The US Federal Reserve's expected interest rate cut in September and US presidential candidate Donald Trump's support for lower interest rates and tariffs are combining to boost demand for gold, said Arslan Ali, currency and commodity analyst at FX Empire.
“Lower interest rates typically make non-yielding assets like gold more attractive to investors. Additionally, former US President Donald Trump’s support for tax cuts, lower interest rates and higher tariffs has further supported gold prices. This policy stance is seen as potentially inflationary and could weaken the US dollar, making gold a more attractive safe haven asset,” said Arslan Ali.
However, this expert commented that despite these many favorable factors, the strength of the USD is still restraining the increase of gold.
“US retail sales in June remained steady at $704.3 billion, indicating steady consumer spending. Despite a stronger dollar, the stability of retail sales, coupled with the Fed’s cautious stance on rate cuts, has contributed to gold’s recent rally.
Investors are turning to gold as a hedge against future Fed rate hikes and economic growth prospects,” said Arslan Ali.
According to this expert, if gold can maintain the level of 2,462.54 USD/ounce, it can push the price to the resistance level of 2,484.03 USD/ounce, followed by 2,495.38 USD/ounce and 2,508.05 USD/ounce.
Arslan Ali said that a break below $2,462.54 an ounce “could trigger a sell-off,” taking gold off support levels at $2,451.33 an ounce, $2,434.87 an ounce, and $2,420.02 an ounce, respectively.”

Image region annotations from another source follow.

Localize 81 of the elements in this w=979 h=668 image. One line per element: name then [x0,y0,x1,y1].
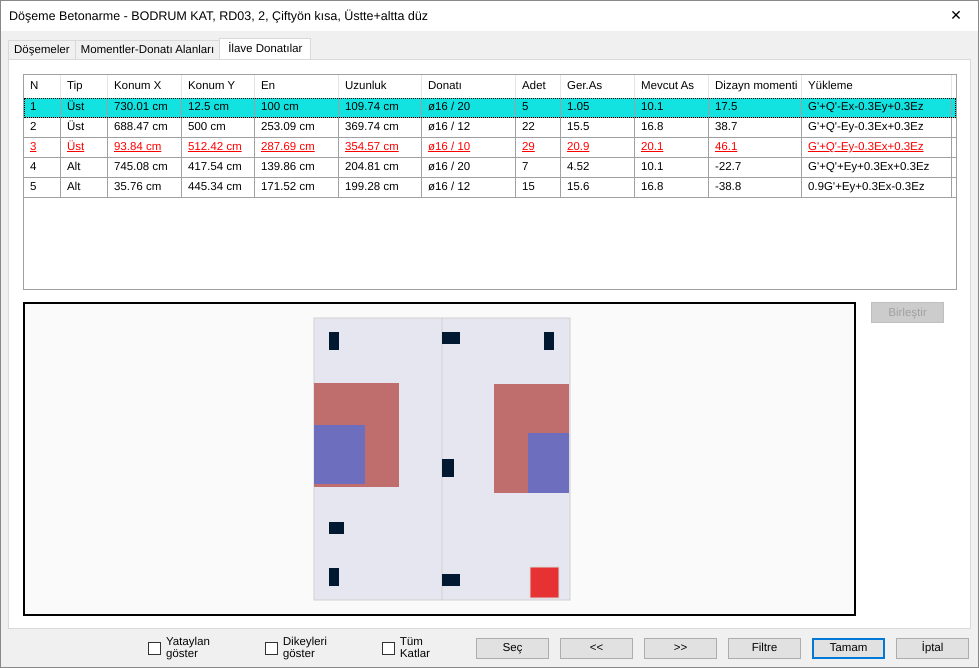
dialog-button[interactable]: >> [644,638,717,658]
table-cell: Üst [61,98,108,117]
table-cell: 35.76 cm [108,178,182,197]
table-cell: 20.9 [561,138,635,157]
table-cell: 17.5 [709,98,802,117]
table-cell: 10.1 [635,158,709,177]
table-cell: 253.09 cm [255,118,339,137]
table-cell: Üst [61,118,108,137]
table-cell: 100 cm [255,98,339,117]
table-cell: 688.47 cm [108,118,182,137]
checkbox[interactable] [148,642,161,654]
table-cell: 3 [24,138,61,157]
dialog-button[interactable]: Tamam [812,638,885,658]
table-cell: 139.86 cm [255,158,339,177]
table-cell: G'+Q'-Ex-0.3Ey+0.3Ez [802,98,952,117]
table-cell: 171.52 cm [255,178,339,197]
table-cell: 93.84 cm [108,138,182,157]
checkbox[interactable] [382,642,395,654]
table-cell: 109.74 cm [339,98,422,117]
dialog-button[interactable]: << [560,638,633,658]
dialog-button[interactable]: İptal [896,638,969,658]
table-cell: 369.74 cm [339,118,422,137]
table-cell: 417.54 cm [182,158,255,177]
table-cell: 445.34 cm [182,178,255,197]
table-cell: 5 [516,98,561,117]
table-cell: 15.6 [561,178,635,197]
table-cell: ø16 / 10 [422,138,516,157]
table-cell: 20.1 [635,138,709,157]
table-cell: 15.5 [561,118,635,137]
table-cell: -38.8 [709,178,802,197]
table-cell: 745.08 cm [108,158,182,177]
table-cell: 4.52 [561,158,635,177]
table-cell: ø16 / 20 [422,158,516,177]
dialog-button[interactable]: Seç [476,638,549,658]
table-row[interactable]: 2 Üst 688.47 cm 500 cm 253.09 cm 369.74 cm ø16 / 12 22 15.5 16.8 38.7 G'+Q'-Ey-0.3Ex+0.3Ez [24,118,956,138]
table-cell: 199.28 cm [339,178,422,197]
table-cell: 1.05 [561,98,635,117]
table-row[interactable]: 1 Üst 730.01 cm 12.5 cm 100 cm 109.74 cm ø16 / 20 5 1.05 10.1 17.5 G'+Q'-Ex-0.3Ey+0.3Ez [24,98,956,118]
table-cell: 512.42 cm [182,138,255,157]
table-cell: ø16 / 20 [422,98,516,117]
table-cell: 12.5 cm [182,98,255,117]
table-cell: 16.8 [635,118,709,137]
checkbox-label[interactable]: Dikeyleri göster [282,636,362,660]
checkbox-label[interactable]: Tüm Katlar [400,636,456,660]
table-cell: 22 [516,118,561,137]
table-cell: ø16 / 12 [422,178,516,197]
checkbox-label[interactable]: Yataylan göster [166,636,245,660]
table-cell: 29 [516,138,561,157]
window-title: Döşeme Betonarme - BODRUM KAT, RD03, 2, Çiftyön kısa, Üstte+altta düz [9,9,428,23]
table-row[interactable]: 5 Alt 35.76 cm 445.34 cm 171.52 cm 199.28 cm ø16 / 12 15 15.6 16.8 -38.8 0.9G'+Ey+0.3Ex-0.3Ez [24,178,956,198]
table-cell: G'+Q'+Ey+0.3Ex+0.3Ez [802,158,952,177]
table-cell: Alt [61,178,108,197]
tab[interactable]: Döşemeler [8,40,76,59]
table-cell: 287.69 cm [255,138,339,157]
table-cell: 500 cm [182,118,255,137]
table-cell: 730.01 cm [108,98,182,117]
table-cell: 5 [24,178,61,197]
table-cell: -22.7 [709,158,802,177]
dialog-button[interactable]: Filtre [728,638,801,658]
table-cell: 38.7 [709,118,802,137]
table-cell: 46.1 [709,138,802,157]
table-cell: 2 [24,118,61,137]
table-row[interactable]: 4 Alt 745.08 cm 417.54 cm 139.86 cm 204.81 cm ø16 / 20 7 4.52 10.1 -22.7 G'+Q'+Ey+0.3Ex+0.3Ez [24,158,956,178]
table-cell: 10.1 [635,98,709,117]
table-cell: Alt [61,158,108,177]
table-cell: 15 [516,178,561,197]
table-cell: 7 [516,158,561,177]
tab[interactable]: İlave Donatılar [219,38,312,59]
table-cell: Üst [61,138,108,157]
table-cell: 204.81 cm [339,158,422,177]
checkbox[interactable] [264,642,278,654]
table-cell: 16.8 [635,178,709,197]
table-cell: 354.57 cm [339,138,422,157]
table-cell: 4 [24,158,61,177]
table-cell: ø16 / 12 [422,118,516,137]
close-button[interactable]: ✕ [934,1,978,31]
table-row[interactable]: 3 Üst 93.84 cm 512.42 cm 287.69 cm 354.57 cm ø16 / 10 29 20.9 20.1 46.1 G'+Q'-Ey-0.3Ex+0.3Ez [24,138,956,158]
table-cell: G'+Q'-Ey-0.3Ex+0.3Ez [802,118,952,137]
table-cell: 0.9G'+Ey+0.3Ex-0.3Ez [802,178,952,197]
table-cell: 1 [24,98,61,117]
table-cell: G'+Q'-Ey-0.3Ex+0.3Ez [802,138,952,157]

Meanwhile, senior market analyst Jim Wyckoff of Kitco Metals commented that there is a growing belief that the Fed will cut interest rates this fall, as the market is now seeing a 100% chance that the Fed will cut interest rates at its meeting in September.
There has also been some recent safe-haven demand driving the current rally in gold. There have been reports that Chinese consumers are buying more gold recently amid concerns about China’s economic health.

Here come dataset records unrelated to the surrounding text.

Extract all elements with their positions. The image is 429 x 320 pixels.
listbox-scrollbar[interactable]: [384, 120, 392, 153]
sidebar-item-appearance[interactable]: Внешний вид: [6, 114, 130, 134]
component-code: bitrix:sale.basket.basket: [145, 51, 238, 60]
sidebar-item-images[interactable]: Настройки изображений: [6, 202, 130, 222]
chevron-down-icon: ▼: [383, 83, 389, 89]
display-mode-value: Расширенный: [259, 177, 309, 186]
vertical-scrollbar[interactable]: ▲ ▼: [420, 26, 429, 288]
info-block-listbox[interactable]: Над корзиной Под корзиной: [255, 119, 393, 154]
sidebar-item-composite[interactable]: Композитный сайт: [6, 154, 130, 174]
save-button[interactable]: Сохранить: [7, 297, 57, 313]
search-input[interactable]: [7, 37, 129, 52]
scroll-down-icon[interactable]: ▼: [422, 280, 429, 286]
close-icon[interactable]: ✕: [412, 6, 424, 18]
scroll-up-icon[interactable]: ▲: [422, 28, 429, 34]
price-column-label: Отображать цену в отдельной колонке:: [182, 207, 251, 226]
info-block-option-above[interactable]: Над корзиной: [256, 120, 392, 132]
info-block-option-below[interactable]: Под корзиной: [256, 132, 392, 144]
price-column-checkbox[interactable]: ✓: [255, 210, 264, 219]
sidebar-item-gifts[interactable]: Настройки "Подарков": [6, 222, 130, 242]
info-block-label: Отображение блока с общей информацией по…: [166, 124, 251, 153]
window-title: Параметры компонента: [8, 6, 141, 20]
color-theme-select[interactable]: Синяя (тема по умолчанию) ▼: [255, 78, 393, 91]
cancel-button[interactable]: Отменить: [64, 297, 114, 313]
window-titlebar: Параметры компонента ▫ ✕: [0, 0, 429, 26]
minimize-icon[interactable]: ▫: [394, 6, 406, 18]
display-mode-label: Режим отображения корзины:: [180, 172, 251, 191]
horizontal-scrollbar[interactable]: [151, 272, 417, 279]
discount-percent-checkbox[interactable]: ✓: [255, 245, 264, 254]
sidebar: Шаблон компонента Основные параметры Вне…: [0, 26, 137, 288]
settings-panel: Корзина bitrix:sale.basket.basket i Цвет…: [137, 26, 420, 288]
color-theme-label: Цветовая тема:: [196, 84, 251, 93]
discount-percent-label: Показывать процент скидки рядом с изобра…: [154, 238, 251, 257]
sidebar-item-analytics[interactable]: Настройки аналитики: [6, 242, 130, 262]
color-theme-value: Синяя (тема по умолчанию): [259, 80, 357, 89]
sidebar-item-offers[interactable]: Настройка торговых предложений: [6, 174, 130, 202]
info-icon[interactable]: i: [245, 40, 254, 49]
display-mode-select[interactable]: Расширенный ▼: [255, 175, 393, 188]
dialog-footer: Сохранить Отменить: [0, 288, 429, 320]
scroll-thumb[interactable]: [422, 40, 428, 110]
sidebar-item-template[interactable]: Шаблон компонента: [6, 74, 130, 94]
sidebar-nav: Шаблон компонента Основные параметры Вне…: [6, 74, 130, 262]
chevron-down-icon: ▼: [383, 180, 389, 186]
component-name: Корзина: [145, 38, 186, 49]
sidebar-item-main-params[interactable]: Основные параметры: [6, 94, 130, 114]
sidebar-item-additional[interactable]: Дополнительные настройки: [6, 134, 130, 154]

Technically, investors see the August gold price as having a strong overall near-term technical advantage. The next upside price objective is to produce a weekly close above solid resistance at $2,500/ounce.
Important overseas markets today saw the USD index firmer. Recorded at 4:15 a.m. on July 19, the US Dollar Index, which measures the greenback's movements against six major currencies, was at 103.915 points (up 0.46%).
Meanwhile, Nymex crude oil prices edged up slightly and traded around $83.25 a barrel. The benchmark 10-year US Treasury yield is currently at 4.179%.